The Apothecary led Kersh up a spiral staircase of stone and dust. In the awkwardness of full plate, Ezrachi found that he had to angle his pauldrons to ascend, while the globes of the Scourge’s muscular shoulders merely brushed the staircase walls. A door at the top of the twisting steps opened out into a narrow balcony. Below them the tiled roofs of the hermitage extended; above, a small bell tower reached for the darkness of the cemetery world sky. Stars glimmered in the heavens, and on the horizon, the Eye of Terror’s distant, heliotropic haze besmirched the depths of the void. It was not the warp storm’s horror that held the corpus-captain’s attention.

‘Katafalque’s blood,’ Kersh said, the oath carried off on the light breeze. Above Certus-Minor, the sky had been cleaved in two, a gore smear trailed across the starry firmament – like that a wounded soldier might make, crawling for his life. Instead of a soldier, the haemorrhaging bulb of a crimson comet blazed the bloody path. ‘The Keeler Comet…’

‘Destruction follows in the wake of the comet,’ Ezrachi told him. ‘It is more than just an omen. If the crimson comet appears in a sky then the world to which that sky belongs is doomed to fall.’

‘Stop talking like a prophet and give me specifics. Specifics I can kill.’

‘We’ve been out of segmentum, but Shadrath claims intelligence is patchy. The comet leaves no witnesses to its passing,’ the Apothecary said.

‘No survivors?’

‘Some claim the comet eats worlds whole,’ Ezrachi replied, ‘others that it is responsible for some kind of rift or daemonic incursion. The Imperial Navy reports sightings of an armada trailing its tail, a Blood Crusade called the Cholercaust. The Exorcists, the Grey Knights and our cousins the Fists are rumoured to man a cordon at Vanaheim – to prevent a crusader advance on Segmentum Solar.’
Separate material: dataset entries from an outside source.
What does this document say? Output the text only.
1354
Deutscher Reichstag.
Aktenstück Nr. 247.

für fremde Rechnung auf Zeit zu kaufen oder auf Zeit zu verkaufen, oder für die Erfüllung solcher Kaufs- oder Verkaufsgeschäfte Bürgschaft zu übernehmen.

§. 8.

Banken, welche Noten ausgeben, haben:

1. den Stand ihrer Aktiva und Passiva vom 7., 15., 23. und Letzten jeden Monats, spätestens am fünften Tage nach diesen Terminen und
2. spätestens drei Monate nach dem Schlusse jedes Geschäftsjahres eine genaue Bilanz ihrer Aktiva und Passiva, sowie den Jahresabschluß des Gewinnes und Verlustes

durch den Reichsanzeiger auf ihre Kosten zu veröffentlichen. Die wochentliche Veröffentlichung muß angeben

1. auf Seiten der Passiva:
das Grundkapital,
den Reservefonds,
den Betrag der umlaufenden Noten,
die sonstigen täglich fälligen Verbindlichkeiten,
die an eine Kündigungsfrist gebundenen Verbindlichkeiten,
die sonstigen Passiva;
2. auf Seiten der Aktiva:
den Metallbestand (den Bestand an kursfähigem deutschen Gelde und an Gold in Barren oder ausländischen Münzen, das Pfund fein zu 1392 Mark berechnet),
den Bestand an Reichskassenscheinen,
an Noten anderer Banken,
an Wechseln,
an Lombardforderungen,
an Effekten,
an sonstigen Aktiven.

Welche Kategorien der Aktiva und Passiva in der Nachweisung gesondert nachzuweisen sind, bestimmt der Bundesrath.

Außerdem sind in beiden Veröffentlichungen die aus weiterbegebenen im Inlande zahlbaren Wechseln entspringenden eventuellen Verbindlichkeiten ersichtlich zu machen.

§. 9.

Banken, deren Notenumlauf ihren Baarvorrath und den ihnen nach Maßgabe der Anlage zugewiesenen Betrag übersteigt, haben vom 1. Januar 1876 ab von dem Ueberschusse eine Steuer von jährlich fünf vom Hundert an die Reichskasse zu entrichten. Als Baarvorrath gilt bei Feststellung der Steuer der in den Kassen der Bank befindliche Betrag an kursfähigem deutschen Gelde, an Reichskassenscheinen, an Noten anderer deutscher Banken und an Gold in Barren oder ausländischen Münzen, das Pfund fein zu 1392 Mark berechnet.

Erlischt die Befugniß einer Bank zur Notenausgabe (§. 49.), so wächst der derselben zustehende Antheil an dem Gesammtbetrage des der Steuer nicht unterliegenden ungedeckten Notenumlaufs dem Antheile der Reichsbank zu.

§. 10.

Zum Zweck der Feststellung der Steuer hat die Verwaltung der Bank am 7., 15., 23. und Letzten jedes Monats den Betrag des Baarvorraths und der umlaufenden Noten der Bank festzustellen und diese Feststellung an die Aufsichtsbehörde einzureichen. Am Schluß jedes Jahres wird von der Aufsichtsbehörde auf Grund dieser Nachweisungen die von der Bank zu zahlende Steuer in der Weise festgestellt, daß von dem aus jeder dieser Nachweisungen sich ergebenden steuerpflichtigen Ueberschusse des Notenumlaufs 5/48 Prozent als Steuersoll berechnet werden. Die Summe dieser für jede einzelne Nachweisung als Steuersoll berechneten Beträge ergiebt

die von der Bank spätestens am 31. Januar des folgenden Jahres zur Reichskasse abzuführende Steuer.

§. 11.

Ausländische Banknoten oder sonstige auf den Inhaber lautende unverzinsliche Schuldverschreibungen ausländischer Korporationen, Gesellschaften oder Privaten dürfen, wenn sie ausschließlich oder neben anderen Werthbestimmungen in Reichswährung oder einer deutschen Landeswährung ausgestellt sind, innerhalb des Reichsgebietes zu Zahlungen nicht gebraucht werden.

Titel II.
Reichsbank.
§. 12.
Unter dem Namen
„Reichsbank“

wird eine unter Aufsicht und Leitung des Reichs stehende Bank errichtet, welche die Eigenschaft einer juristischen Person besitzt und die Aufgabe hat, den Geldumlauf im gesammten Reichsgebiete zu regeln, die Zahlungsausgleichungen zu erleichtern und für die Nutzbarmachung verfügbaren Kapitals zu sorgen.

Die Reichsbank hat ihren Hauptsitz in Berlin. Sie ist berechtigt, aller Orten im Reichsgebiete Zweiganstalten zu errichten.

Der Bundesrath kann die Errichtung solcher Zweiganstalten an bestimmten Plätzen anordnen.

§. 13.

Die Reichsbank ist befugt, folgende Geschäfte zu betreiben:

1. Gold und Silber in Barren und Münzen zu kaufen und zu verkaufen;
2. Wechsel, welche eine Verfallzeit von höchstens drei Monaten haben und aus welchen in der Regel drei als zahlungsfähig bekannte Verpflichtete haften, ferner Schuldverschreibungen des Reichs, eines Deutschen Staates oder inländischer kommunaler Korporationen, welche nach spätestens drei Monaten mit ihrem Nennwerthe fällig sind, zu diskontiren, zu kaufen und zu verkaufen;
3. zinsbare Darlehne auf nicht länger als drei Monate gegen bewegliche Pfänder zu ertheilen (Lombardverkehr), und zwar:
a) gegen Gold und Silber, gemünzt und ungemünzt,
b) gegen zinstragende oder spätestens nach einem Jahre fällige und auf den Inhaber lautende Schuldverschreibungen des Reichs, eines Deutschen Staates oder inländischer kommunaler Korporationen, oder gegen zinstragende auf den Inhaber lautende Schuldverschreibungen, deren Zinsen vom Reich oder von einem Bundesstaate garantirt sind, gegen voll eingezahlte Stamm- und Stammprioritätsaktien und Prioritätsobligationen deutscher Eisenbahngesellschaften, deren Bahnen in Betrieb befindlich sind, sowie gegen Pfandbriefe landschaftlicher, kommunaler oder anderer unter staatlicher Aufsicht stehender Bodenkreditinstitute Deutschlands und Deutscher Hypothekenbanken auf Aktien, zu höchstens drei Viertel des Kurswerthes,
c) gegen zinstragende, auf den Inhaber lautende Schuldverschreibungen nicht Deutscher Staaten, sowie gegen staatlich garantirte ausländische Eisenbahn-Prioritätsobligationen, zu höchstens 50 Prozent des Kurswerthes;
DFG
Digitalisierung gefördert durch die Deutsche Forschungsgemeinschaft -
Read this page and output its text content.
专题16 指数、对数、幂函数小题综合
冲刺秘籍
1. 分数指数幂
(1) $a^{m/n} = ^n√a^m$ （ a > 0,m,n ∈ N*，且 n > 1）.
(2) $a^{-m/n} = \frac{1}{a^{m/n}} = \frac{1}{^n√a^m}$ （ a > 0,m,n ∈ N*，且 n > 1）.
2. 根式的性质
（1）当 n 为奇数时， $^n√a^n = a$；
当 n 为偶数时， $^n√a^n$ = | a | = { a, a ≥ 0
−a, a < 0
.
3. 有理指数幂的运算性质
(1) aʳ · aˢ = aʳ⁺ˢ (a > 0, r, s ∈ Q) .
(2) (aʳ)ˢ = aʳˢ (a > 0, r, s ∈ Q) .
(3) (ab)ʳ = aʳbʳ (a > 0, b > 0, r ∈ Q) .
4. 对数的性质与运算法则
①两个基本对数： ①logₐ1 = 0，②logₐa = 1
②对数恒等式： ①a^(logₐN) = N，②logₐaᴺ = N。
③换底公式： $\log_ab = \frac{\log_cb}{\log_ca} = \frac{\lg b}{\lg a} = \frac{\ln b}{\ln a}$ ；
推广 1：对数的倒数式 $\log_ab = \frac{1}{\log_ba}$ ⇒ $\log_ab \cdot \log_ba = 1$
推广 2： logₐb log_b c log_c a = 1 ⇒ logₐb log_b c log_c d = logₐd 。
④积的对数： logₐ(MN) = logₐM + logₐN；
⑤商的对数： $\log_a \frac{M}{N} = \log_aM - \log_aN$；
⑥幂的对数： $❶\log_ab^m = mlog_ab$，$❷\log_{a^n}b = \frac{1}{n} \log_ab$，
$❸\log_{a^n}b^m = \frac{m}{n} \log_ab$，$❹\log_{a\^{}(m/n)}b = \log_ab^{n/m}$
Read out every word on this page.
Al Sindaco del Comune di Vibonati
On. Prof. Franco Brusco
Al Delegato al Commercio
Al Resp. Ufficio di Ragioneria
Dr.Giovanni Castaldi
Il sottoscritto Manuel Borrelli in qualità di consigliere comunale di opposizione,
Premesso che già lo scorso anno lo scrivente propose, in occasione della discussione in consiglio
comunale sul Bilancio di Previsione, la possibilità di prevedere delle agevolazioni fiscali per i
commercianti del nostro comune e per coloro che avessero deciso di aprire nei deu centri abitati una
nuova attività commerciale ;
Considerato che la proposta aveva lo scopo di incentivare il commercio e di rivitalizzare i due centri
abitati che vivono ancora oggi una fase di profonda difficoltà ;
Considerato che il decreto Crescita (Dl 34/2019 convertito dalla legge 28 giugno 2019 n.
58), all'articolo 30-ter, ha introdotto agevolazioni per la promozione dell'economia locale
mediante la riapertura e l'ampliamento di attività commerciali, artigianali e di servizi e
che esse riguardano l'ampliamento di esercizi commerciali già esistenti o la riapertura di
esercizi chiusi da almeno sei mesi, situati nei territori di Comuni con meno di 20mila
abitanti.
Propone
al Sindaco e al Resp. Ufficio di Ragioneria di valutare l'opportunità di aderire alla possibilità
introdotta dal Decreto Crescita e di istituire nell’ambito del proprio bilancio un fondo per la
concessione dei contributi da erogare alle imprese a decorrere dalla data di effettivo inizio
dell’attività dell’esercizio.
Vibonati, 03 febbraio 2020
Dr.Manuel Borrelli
Kersh’s eyes drifted down to the planet surface. Beyond the city, the necroplex of grave markers, statues and mausolea extended before being swallowed by the darkness.

‘How long until dawn?’

‘Two, perhaps three hundred hours standard. The cemetery worlders call it the Long Night.’

‘We’ve got to send word to Vanaheim,’ Kersh said. ‘We need to alert the Viper Legion on Hellionii Reticuli. The Cadians…’

‘This world’s problems have already begun,’ Ezrachi said, pointing behind the corpus-captain. Turning, Kersh took in the rising spires and towers of Obsequa City with the dome of the Umberto II Memorial Mausoleum topping the cathedralscape like a crown. Smoke streamed from various fires across the city while tiny sparks of las-fire could be seen flashing across the streets below. Amongst the chaos, Kersh could make out large crowds in the streets. A mortuary lighter made an unsteady take-off and blasted past the belfry at full throttle. Kersh could imagine the panic and pure havoc created on the cemetery world at the appearance of the crimson comet. Kersh made for the stairs.

‘I presume an evacuation has begun,’ the Scourge called behind him.

‘With necrofreighter captains auctioning space in their empty holds to the highest bidders,’ Ezrachi said with obvious disappointment. ‘The ruling classes and many of the priests simply abandoned world. There was little in the way of haggling – speed being of the essence.’

‘The pontifex…’

‘Remains,’ Ezrachi said. ‘He claims he won’t leave his people or sacred Certusian soil. There are, of course, many thousands of scribes and labourers without the coin to secure a passage off-world.’

‘What about the Sisters?’

‘Umberto II’s remains are too fragile to transport,’ the Apothecary explained. ‘With or without the pontifex, the Order of the August Vigil have orders to protect the Ecclesiarch’s bones. I think we can rely upon them to do that, but little else.’

Kersh stormed out of the stairwell and out onto the hermitage thoroughfare.

‘My battle-plate,’ he roared up the cloister at his serfs. ‘Do you know anything about this?’ Kersh asked, holding out the crystalline wafer he’d been holding. Ezrachi took it. ‘It was placed with me as I slept.’

‘From the Emperor’s Tarot. Members of the Librarius use them,’ the Apothecary told him. Ezrachi squinted at the card. ‘The Great Eye,’ he read.